Dozens of test tubes in a holder

IBBR Study Advances Hepatitis C Vaccine Development

Mon, Oct 9, 2023
Cryo-EM structure of an engineered Hepatitis C Virus E1E2 surface glycoprotein (orange/blue) bound by neutralizing antibodies AR4A (purple) and HepC74 (green)

Hepatitis C virus (HCV) poses a tremendous global health concern as a cause of hepatocellular carcinoma and other liver diseases, with over 58 million people infected globally and 1.5 million new infections each year. Current direct-acting antiviral drugs are effective cures but expensive and subject to viral resistance variants, posing accessibility issues and making it difficult to control infection worldwide. Moreover, many people don’t know they are infected, and patients can be reinfected. An HCV vaccine targeting the E1E2 surface glycoprotein, the main target of HCV-neutralizing antibodies, is therefore considered the most effective approach for limiting infection rates. However, various challenges have complicated efforts in developing a vaccine, including high sequence diversity (over 6 genotypes and 90 subtypes) and difficulties in producing soluble forms of the E1E2 glycoprotein that retain native features necessary for induction of effective immune responses.

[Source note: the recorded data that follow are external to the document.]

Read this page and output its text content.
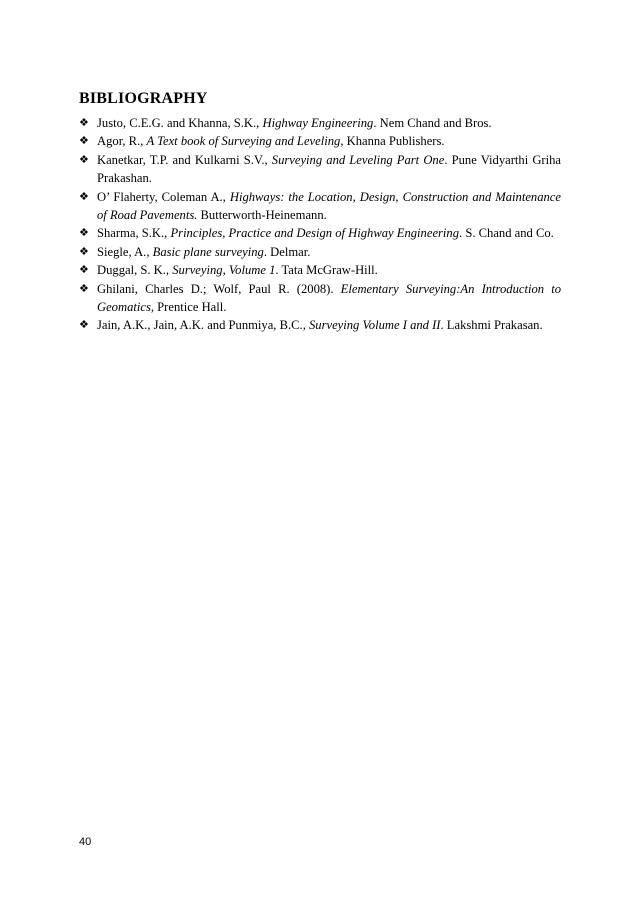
BIBLIOGRAPHY
❖ Justo, C.E.G. and Khanna, S.K., Highway Engineering. Nem Chand and Bros.
❖ Agor, R., A Text book of Surveying and Leveling, Khanna Publishers.
❖ Kanetkar, T.P. and Kulkarni S.V., Surveying and Leveling Part One. Pune Vidyarthi Griha Prakashan.
❖ O’ Flaherty, Coleman A., Highways: the Location, Design, Construction and Maintenance of Road Pavements. Butterworth-Heinemann.
❖ Sharma, S.K., Principles, Practice and Design of Highway Engineering. S. Chand and Co.
❖ Siegle, A., Basic plane surveying. Delmar.
❖ Duggal, S. K., Surveying, Volume 1. Tata McGraw-Hill.
❖ Ghilani, Charles D.; Wolf, Paul R. (2008). Elementary Surveying:An Introduction to Geomatics, Prentice Hall.
❖ Jain, A.K., Jain, A.K. and Punmiya, B.C., Surveying Volume I and II. Lakshmi Prakasan.
40
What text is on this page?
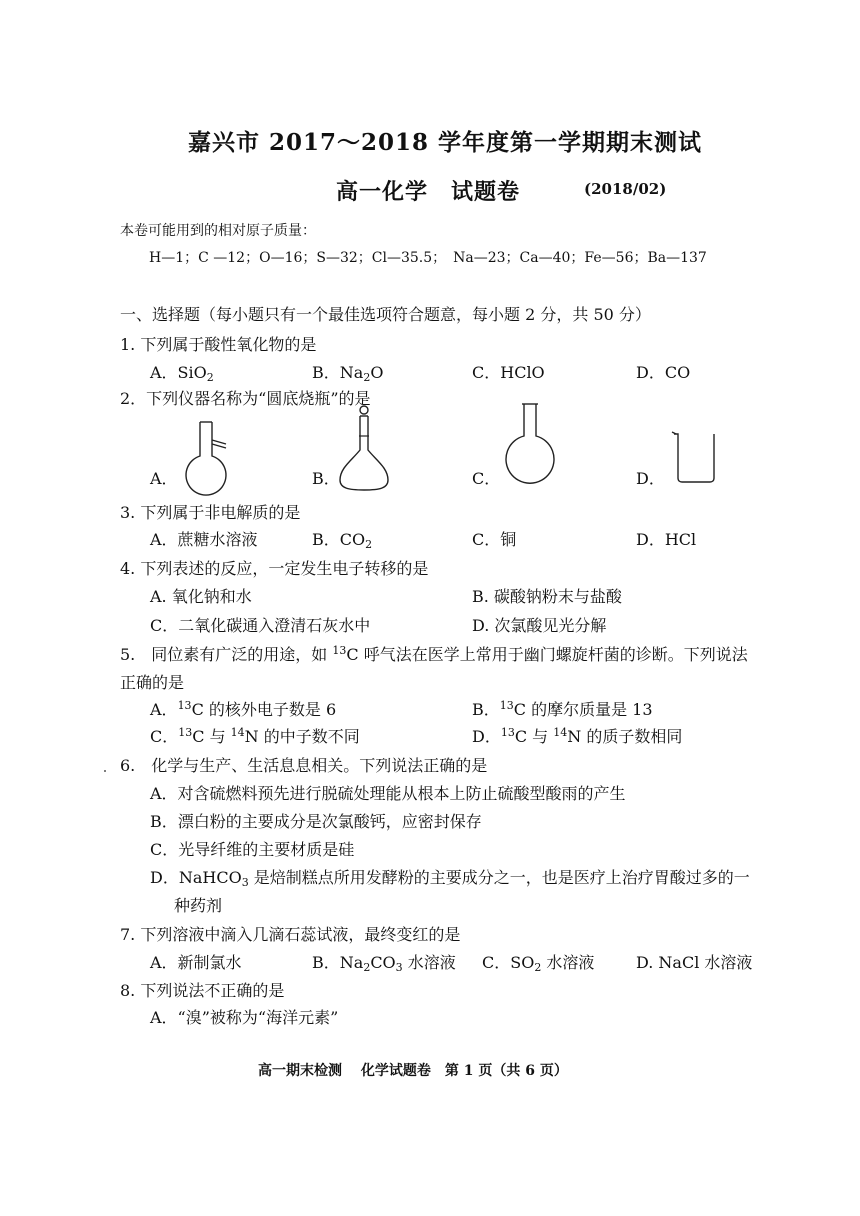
嘉兴市 2017～2018 学年度第一学期期末测试
高一化学　试题卷	(2018/02)
本卷可能用到的相对原子质量：
H—1；C —12；O—16；S—32；Cl—35.5；　Na—23；Ca—40；Fe—56；Ba—137
一、选择题（每小题只有一个最佳选项符合题意，每小题 2 分，共 50 分）
1. 下列属于酸性氧化物的是
A．SiO$_2$	B．$Na_2O$	C．HClO	D．CO
2．下列仪器名称为“圆底烧瓶”的是
A．	B．	C．	D．
3. 下列属于非电解质的是
A．蔗糖水溶液	B．$CO_2$	C．铜	D．HCl
4. 下列表述的反应，一定发生电子转移的是
A. 氧化钠和水	B. 碳酸钠粉末与盐酸
C．二氧化碳通入澄清石灰水中	D. 次氯酸见光分解
5.　同位素有广泛的用途，如 $^{13}$C 呼气法在医学上常用于幽门螺旋杆菌的诊断。下列说法
正确的是
A．$^{13}$C 的核外电子数是 6	B．$^{13}$C 的摩尔质量是 13
C．$^{13}$C 与 $^{14}$N 的中子数不同	D．$^{13}$C 与 $^{14}$N 的质子数相同
6.　化学与生产、生活息息相关。下列说法正确的是
A．对含硫燃料预先进行脱硫处理能从根本上防止硫酸型酸雨的产生
B．漂白粉的主要成分是次氯酸钙，应密封保存
C．光导纤维的主要材质是硅
D．NaHCO$_3$ 是焙制糕点所用发酵粉的主要成分之一，也是医疗上治疗胃酸过多的一
种药剂
7. 下列溶液中滴入几滴石蕊试液，最终变红的是
A．新制氯水	B．$Na_2CO_3$ 水溶液 C．$SO_2$ 水溶液	D. NaCl 水溶液
8. 下列说法不正确的是
A．“溴”被称为“海洋元素”
高一期末检测　 化学试题卷　第 1 页（共 6 页）
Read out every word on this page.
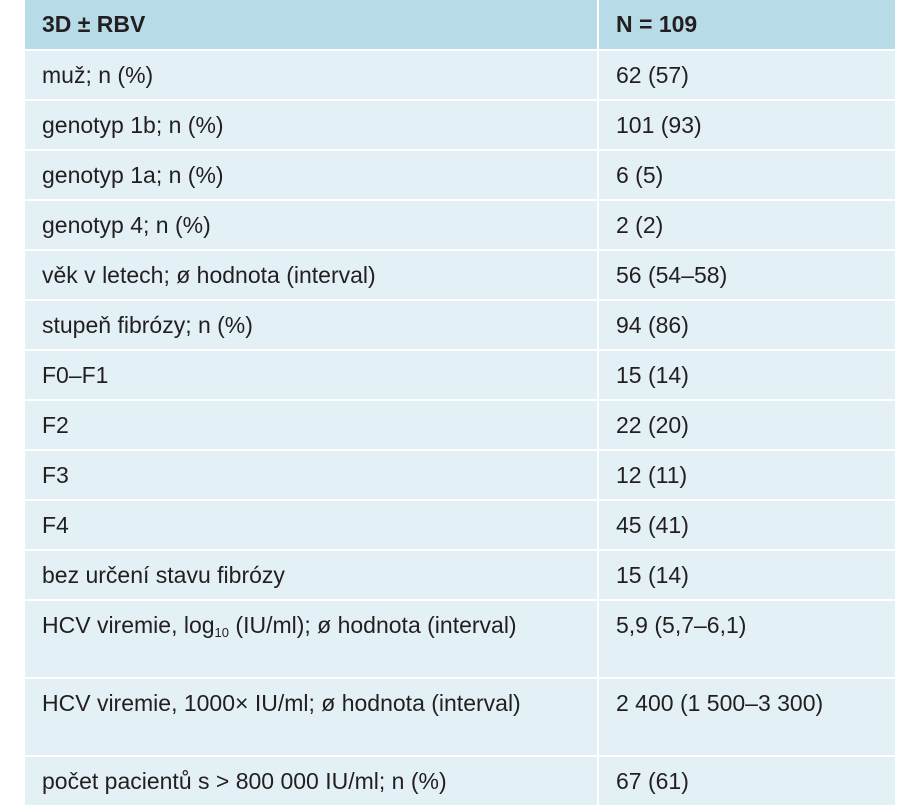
3D ± RBV	N = 109
muž; n (%)	62 (57)
genotyp 1b; n (%)	101 (93)
genotyp 1a; n (%)	6 (5)
genotyp 4; n (%)	2 (2)
věk v letech; ø hodnota (interval)	56 (54–58)
stupeň fibrózy; n (%)	94 (86)
F0–F1	15 (14)
F2	22 (20)
F3	12 (11)
F4	45 (41)
bez určení stavu fibrózy	15 (14)
HCV viremie, $\log_{10} (IU/ml)$; ø hodnota (interval)	5,9 (5,7–6,1)
HCV viremie, 1000× IU/ml; ø hodnota (interval)	2 400 (1 500–3 300)
počet pacientů s > 800 000 IU/ml; n (%)	67 (61)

In the face of this challenge, investigators at IBBR, including Drs. Gilad Ofek, Thomas Fuerst, Eric Toth, and Brian Pierce previously developed a secreted, soluble form of the glycoprotein, termed sE1E2.SZ, that retained recognition by HCV antibodies through addition of a stabilizing scaffold. In the present study, Dr. Gilad Ofek (Assistant Professor, Department of Cell Biology and Molecular Genetics, University of Maryland College Park and IBBR Fellow), Dr. Matthew Metcalf (a post-doctoral fellow in his laboratory) and colleagues, report the cryoEM structure of sE1E2.SZ in complex with broadly neutralizing antibodies. This novel structure from the Ofek group is extremely impactful and reveals that sE1E2.SZ maintains native structural features of the glycoprotein critical for its use as an effective vaccine antigen. The study also identifies highly conserved regions on E1E2 that can broaden vaccine efficacy. The determined structure advances the understanding of E1E2 and enables further rational design of secreted forms of E1E2 for vaccine development. This work was recently published in Nature Communications.

Development of an HCV vaccine is crucial and an important mandate of the World Health Organization. Dr. Ofek together, in this study, in collaboration with Dr. Fuerst at IBBR are generating great new advancements towards understanding HCV and have received significant funding from the National Institutes of Health to support these advances.